Norway, a country matching Ireland's population, has a real sovereign wealth fund - state financial assets exceed liabilities, the accumulated fruit of oil and gas revenues converted into budget surpluses down the decades. The main fund totals €1trn, five times the Irish debt. Each Norwegian has state assets of about €200,000, while each Irish citizen is in the hole for about €40,000. The Norwegians agonise about the ethics of investing their oil wealth but have craftily declined to ban oil exploration. They have curtailed investment in fossil fuel assets only outside Norway. A sacrifice to match the meaningless gestures by Ireland would be to ban the construction of beach resorts in the Arctic.
The security of gas supplies is a serious issue. Last week Eirgrid, the state company which operates the electricity transmission system, released its annual assessment of generation adequacy. Ireland will run short of power generation after the Moneypoint coal station closes in 2025, mainly because of the huge increase in demand from data centres which Eirgrid intends passively to accommodate. There will be a continuing reliance on gas through the energy transition: it is not possible to rely entirely on intermittent renewables, and Eirgrid expects new gas stations will be needed. They have carbon emissions lower than coal or peat (the peat stations are also on the way out) and nuclear looks more costly with current technology. It would be prudent to encourage explorers to find some gas, and to develop diversified gas importation capacity in case they fail. Just why Ireland should volunteer to host power-hungry data centres way beyond Irish requirements, and why they are so keen to locate here, are questions no minister or state agency has chosen to answer.
Eirgrid has adopted the new government target of 70pc reliance on renewable power generation by 2030. Today's figure, high by international standards, is around 30pc. The target implies a huge increase in both onshore and offshore wind as well as new solar farms. Since renewable generation is geographically dispersed, there is a further requirement for extra investment in the transmission network to bring power to users.

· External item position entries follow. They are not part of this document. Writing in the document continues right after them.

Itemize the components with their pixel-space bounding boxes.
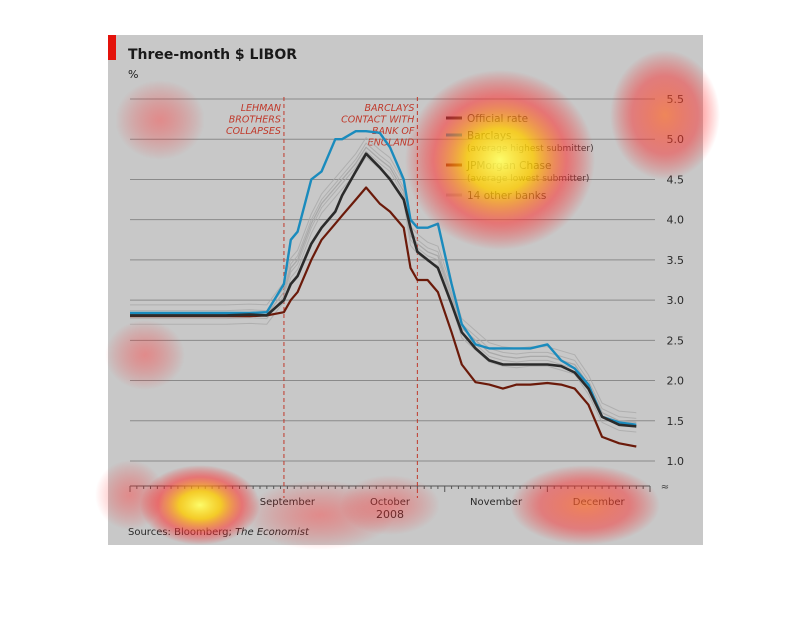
legend-label: Barclays bbox=[467, 130, 512, 142]
y-tick-label: 5.0 bbox=[667, 133, 685, 146]
legend-label: Official rate bbox=[467, 113, 528, 125]
legend-label: JPMorgan Chase bbox=[466, 160, 552, 172]
y-tick-label: 2.5 bbox=[667, 334, 685, 347]
x-month-label: November bbox=[470, 497, 523, 508]
event-annotation: BROTHERS bbox=[229, 115, 281, 126]
series-14-other-banks-band bbox=[130, 142, 637, 419]
event-annotation: BARCLAYS bbox=[364, 103, 414, 114]
x-month-label: October bbox=[370, 497, 411, 508]
y-tick-label: 1.0 bbox=[667, 455, 685, 468]
legend-sublabel: (average highest submitter) bbox=[467, 144, 594, 154]
y-tick-label: 3.0 bbox=[667, 294, 685, 307]
series-14-other-banks-band bbox=[130, 156, 637, 433]
y-tick-label: 1.5 bbox=[667, 415, 685, 428]
event-annotation: COLLAPSES bbox=[226, 126, 281, 137]
event-annotation: BANK OF bbox=[372, 126, 415, 137]
axis-break-icon: ≈ bbox=[661, 482, 669, 493]
x-axis-label: 2008 bbox=[376, 508, 404, 521]
event-annotation: ENGLAND bbox=[368, 138, 415, 149]
series-official-rate bbox=[130, 152, 637, 428]
y-tick-label: 4.5 bbox=[667, 173, 685, 186]
series-barclays bbox=[130, 130, 637, 426]
y-tick-label: 4.0 bbox=[667, 214, 685, 227]
series-jpmorgan-chase bbox=[130, 186, 637, 448]
x-month-label: December bbox=[573, 497, 626, 508]
brand-accent-bar bbox=[108, 35, 116, 60]
legend-sublabel: (average lowest submitter) bbox=[467, 174, 589, 184]
chart-title: Three-month $ LIBOR bbox=[128, 47, 298, 63]
x-month-label: September bbox=[260, 497, 316, 508]
event-annotation: LEHMAN bbox=[241, 103, 281, 114]
series-14-other-banks bbox=[130, 146, 637, 424]
y-unit-label: % bbox=[128, 68, 139, 81]
y-tick-label: 3.5 bbox=[667, 254, 685, 267]
y-tick-label: 2.0 bbox=[667, 375, 685, 388]
y-tick-label: 5.5 bbox=[667, 93, 685, 106]
event-annotation: CONTACT WITH bbox=[341, 115, 414, 126]
legend-label: 14 other banks bbox=[467, 190, 546, 202]
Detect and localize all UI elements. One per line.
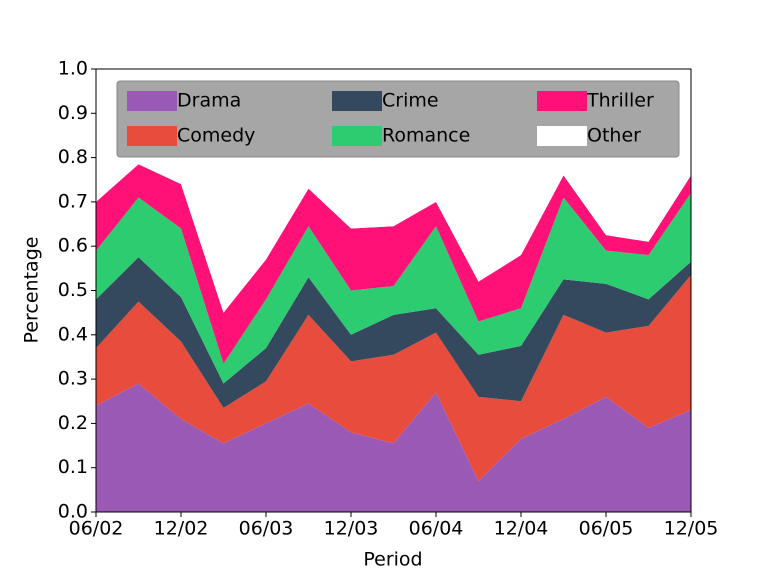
x-tick-label: 06/05 xyxy=(579,518,634,540)
area xyxy=(96,274,691,481)
y-tick-label: 0.6 xyxy=(58,235,88,257)
legend-label: Comedy xyxy=(177,125,255,147)
legend-label: Thriller xyxy=(586,90,654,112)
y-tick-label: 0.7 xyxy=(58,190,88,212)
y-tick-label: 0.0 xyxy=(58,501,88,523)
x-tick-label: 12/05 xyxy=(664,518,719,540)
legend-swatch xyxy=(127,91,177,111)
y-tick-label: 0.1 xyxy=(58,456,88,478)
legend-label: Other xyxy=(587,125,641,147)
y-tick-label: 0.3 xyxy=(58,368,88,390)
x-axis-title: Period xyxy=(363,549,422,571)
x-tick-label: 06/04 xyxy=(409,518,464,540)
x-tick-label: 06/02 xyxy=(69,518,124,540)
area xyxy=(96,383,691,512)
x-tick-label: 12/02 xyxy=(154,518,209,540)
area xyxy=(96,164,691,364)
y-tick-label: 0.4 xyxy=(58,323,88,345)
y-tick-label: 0.9 xyxy=(58,102,88,124)
y-tick-label: 0.8 xyxy=(58,146,88,168)
y-axis-title: Percentage xyxy=(21,237,43,344)
legend-swatch xyxy=(332,126,382,146)
legend-label: Romance xyxy=(382,125,470,147)
y-tick-label: 0.5 xyxy=(58,279,88,301)
legend-label: Crime xyxy=(382,90,439,112)
legend-swatch xyxy=(537,91,587,111)
area xyxy=(96,193,691,384)
legend-swatch xyxy=(537,126,587,146)
legend-swatch xyxy=(332,91,382,111)
y-tick-label: 0.2 xyxy=(58,412,88,434)
legend-label: Drama xyxy=(177,90,241,112)
area xyxy=(96,257,691,408)
x-tick-label: 06/03 xyxy=(239,518,294,540)
x-tick-label: 12/04 xyxy=(494,518,549,540)
legend-swatch xyxy=(127,126,177,146)
x-tick-label: 12/03 xyxy=(324,518,379,540)
y-tick-label: 1.0 xyxy=(58,58,88,80)
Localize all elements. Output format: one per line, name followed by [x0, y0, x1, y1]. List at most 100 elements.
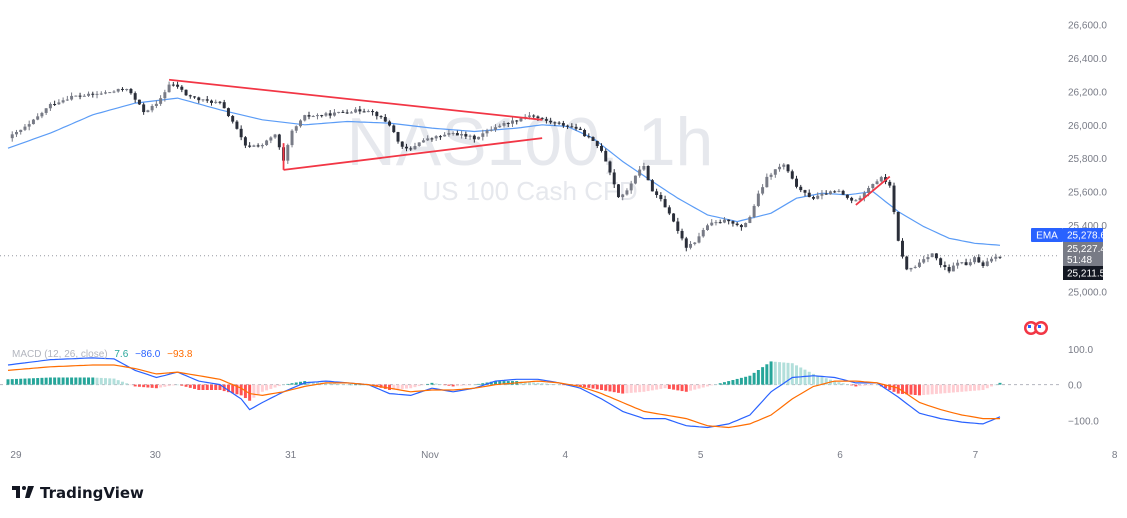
- macd-histogram-bar: [383, 384, 387, 389]
- candle-body: [735, 223, 739, 226]
- candle-body: [150, 105, 154, 111]
- candle-body: [540, 118, 544, 120]
- candle-body: [303, 115, 307, 121]
- macd-histogram-bar: [146, 384, 150, 388]
- macd-histogram-bar: [544, 383, 548, 385]
- macd-histogram-bar: [65, 377, 69, 385]
- candle-body: [502, 123, 506, 126]
- candle-body: [650, 180, 654, 192]
- macd-histogram-bar: [951, 384, 955, 393]
- macd-histogram-bar: [142, 384, 146, 388]
- candle-body: [591, 137, 595, 141]
- macd-histogram-bar: [438, 384, 442, 385]
- candle-body: [201, 99, 205, 101]
- candle-body: [146, 110, 150, 113]
- pattern-rising-wedge-line[interactable]: [855, 175, 891, 206]
- time-axis-tick: 4: [563, 450, 569, 461]
- candle-body: [901, 240, 904, 257]
- candle-body: [638, 169, 642, 176]
- candle-body: [566, 125, 570, 127]
- candle-body: [765, 176, 769, 188]
- candle-body: [871, 184, 875, 189]
- macd-histogram-bar: [154, 384, 158, 389]
- candle-body: [392, 125, 396, 133]
- macd-histogram-bar: [104, 378, 107, 385]
- candle-body: [909, 267, 913, 270]
- macd-histogram-bar: [6, 379, 10, 385]
- macd-histogram-bar: [977, 384, 981, 391]
- candle-body: [608, 161, 612, 173]
- macd-histogram-bar: [133, 384, 137, 387]
- macd-histogram-bar: [184, 384, 188, 387]
- macd-histogram-bar: [769, 361, 773, 385]
- candle-body: [922, 259, 926, 263]
- watermark-subtitle: US 100 Cash CFD: [422, 176, 637, 206]
- macd-histogram-bar: [845, 384, 849, 385]
- macd-histogram-bar: [311, 381, 315, 385]
- economic-events-icon[interactable]: [1024, 321, 1048, 335]
- macd-axis-tick: 100.0: [1068, 345, 1093, 356]
- macd-histogram-bar: [477, 383, 481, 385]
- candle-body: [388, 121, 392, 126]
- candle-body: [689, 243, 693, 248]
- macd-histogram-bar: [532, 382, 536, 385]
- candle-body: [218, 101, 222, 103]
- price-axis-tick: 25,800.0: [1068, 154, 1107, 165]
- candle-body: [163, 92, 167, 99]
- macd-histogram-bar: [53, 377, 57, 385]
- candle-body: [917, 262, 921, 267]
- macd-histogram-bar: [252, 384, 256, 398]
- macd-histogram-bar: [752, 372, 756, 385]
- time-axis-tick: 29: [10, 450, 22, 461]
- candle-body: [154, 103, 158, 106]
- candle-body: [862, 192, 866, 198]
- macd-histogram-bar: [201, 384, 205, 390]
- macd-histogram-bar: [464, 384, 468, 386]
- macd-histogram-bar: [210, 384, 213, 390]
- candle-body: [481, 133, 485, 137]
- pattern-triangle-upper[interactable]: [168, 78, 543, 121]
- macd-histogram-bar: [693, 384, 697, 390]
- macd-histogram-bar: [735, 378, 739, 385]
- macd-histogram-bar: [226, 384, 230, 393]
- macd-histogram-bar: [633, 384, 637, 393]
- macd-histogram-bar: [854, 384, 858, 387]
- macd-histogram-bar: [646, 384, 650, 392]
- candle-body: [807, 192, 811, 198]
- pattern-triangle-lower[interactable]: [283, 137, 543, 171]
- candle-body: [604, 150, 608, 162]
- macd-histogram-bar: [892, 384, 896, 392]
- candle-body: [120, 88, 124, 90]
- candle-body: [981, 262, 985, 266]
- candle-body: [888, 181, 892, 186]
- candle-body: [235, 121, 239, 129]
- macd-histogram-bar: [349, 384, 353, 386]
- candle-body: [973, 257, 977, 263]
- candle-body: [315, 115, 319, 117]
- candle-body: [129, 89, 133, 94]
- macd-histogram-bar: [816, 375, 820, 385]
- macd-histogram-bar: [57, 377, 61, 385]
- macd-histogram-bar: [417, 384, 421, 387]
- macd-histogram-bar: [400, 384, 404, 389]
- macd-histogram-bar: [451, 384, 455, 387]
- macd-histogram-bar: [782, 362, 786, 385]
- candle-body: [977, 257, 981, 263]
- candle-body: [239, 128, 243, 138]
- candle-body: [951, 265, 955, 272]
- candle-body: [286, 145, 290, 161]
- time-axis-tick: 8: [1112, 450, 1118, 461]
- candle-body: [544, 119, 548, 121]
- candle-body: [519, 118, 523, 122]
- candle-body: [778, 166, 782, 170]
- macd-histogram-bar: [388, 384, 392, 390]
- macd-histogram-bar: [299, 381, 302, 385]
- candle-body: [210, 100, 213, 103]
- candle-body: [366, 111, 370, 113]
- macd-histogram-bar: [667, 384, 671, 389]
- macd-histogram-bar: [875, 384, 879, 386]
- candle-body: [477, 136, 481, 140]
- macd-histogram-bar: [943, 384, 947, 394]
- candle-body: [786, 164, 790, 172]
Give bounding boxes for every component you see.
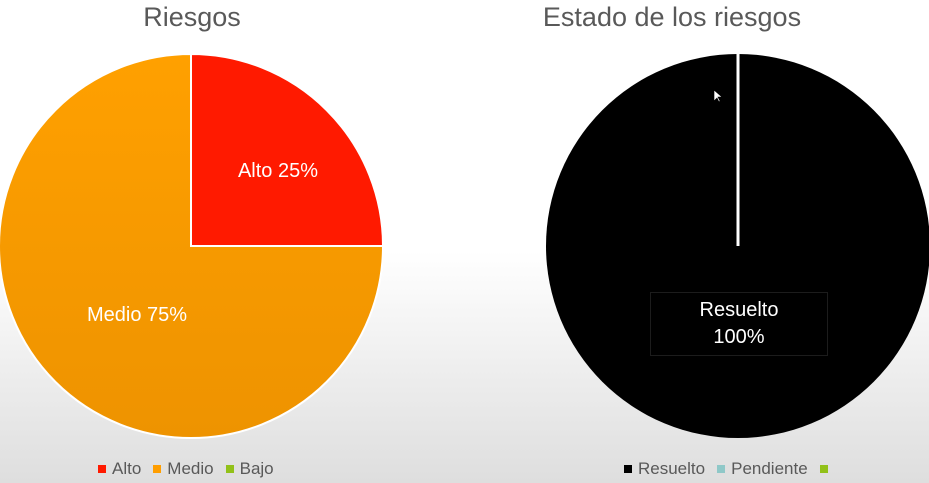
chart-title: Estado de los riesgos [542, 2, 802, 32]
pie-slice-alto[interactable] [190, 52, 385, 247]
riesgos-pie: Alto 25% Medio 75% [0, 52, 385, 439]
legend-item-alto[interactable]: Alto [98, 459, 141, 479]
legend-swatch-unnamed [819, 465, 828, 473]
mouse-cursor-icon [713, 89, 723, 103]
legend-label: Pendiente [731, 459, 808, 478]
estado-pie [546, 54, 929, 438]
legend-item-medio[interactable]: Medio [153, 459, 214, 479]
chart-title: Riesgos [143, 2, 241, 32]
legend-swatch-bajo [225, 465, 234, 473]
legend-swatch-pendiente [717, 465, 726, 473]
pie-slice-medio[interactable] [0, 52, 385, 439]
legend-label: Resuelto [638, 459, 706, 478]
legend-label: Alto [112, 459, 142, 478]
legend-swatch-medio [153, 465, 162, 473]
legend-swatch-alto [98, 465, 106, 473]
slice-label-medio: Medio 75% [87, 304, 187, 326]
chart-legend: Resuelto Pendiente [624, 459, 846, 479]
legend-swatch-resuelto [624, 465, 632, 473]
slice-label-percent: 100% [713, 326, 765, 348]
legend-item-pendiente[interactable]: Pendiente [717, 459, 808, 479]
legend-item-resuelto[interactable]: Resuelto [624, 459, 705, 479]
legend-label: Bajo [239, 459, 274, 478]
slice-label-resuelto: Resuelto 100% [650, 292, 828, 356]
legend-item-bajo[interactable]: Bajo [225, 459, 274, 479]
slice-label-alto: Alto 25% [238, 160, 318, 182]
estado-riesgos-chart: Estado de los riesgos Resuelto 100% Resu… [470, 0, 929, 483]
legend-label: Medio [167, 459, 214, 478]
slice-label-name: Resuelto [699, 299, 779, 321]
legend-item-unnamed[interactable] [819, 465, 834, 473]
chart-legend: Alto Medio Bajo [98, 459, 286, 479]
riesgos-chart: Riesgos Alto 25% Medio 75% Alto Medio Baj… [0, 2, 385, 479]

Subsidies to wind farms and the hidden extra costs of transmission are all passed on to customers and Irish electricity tariffs are already expensive. The installed capacity of wind farms on the Irish system would need to treble, and there are to be new interconnectors to the UK and French systems. Engineers reckon the total cost, all of which will end up on customer bills, could exceed €20bn.
Public resistance to the construction of wind farms and high-voltage transmission lines has grown and the projects envisaged by Eirgrid will encounter planning delays. There is a further problem. The stability of a national power system weakens when the proportion of intermittent and weather-dependent generation goes up. There needs to be costly back-up or there is a risk of black-outs, and recent episodes in the UK and South Australia have been attributed to the increasing share of interruptible supplies on their systems. If Eirgrid ends up with 70pc reliance on interruptible power, it will be operating at the technical frontier of what has ever been attempted anywhere.
The task of climate policy is the identification of pathways to decarbonisation at minimum cost. A forecast is not a policy and there is no obligation on Ireland to accommodate huge extra demand from data centres at customer expense. The absence of a detailed cost analysis in the Eirgrid report is worrying: if Eirgrid is not doing the sums, who is?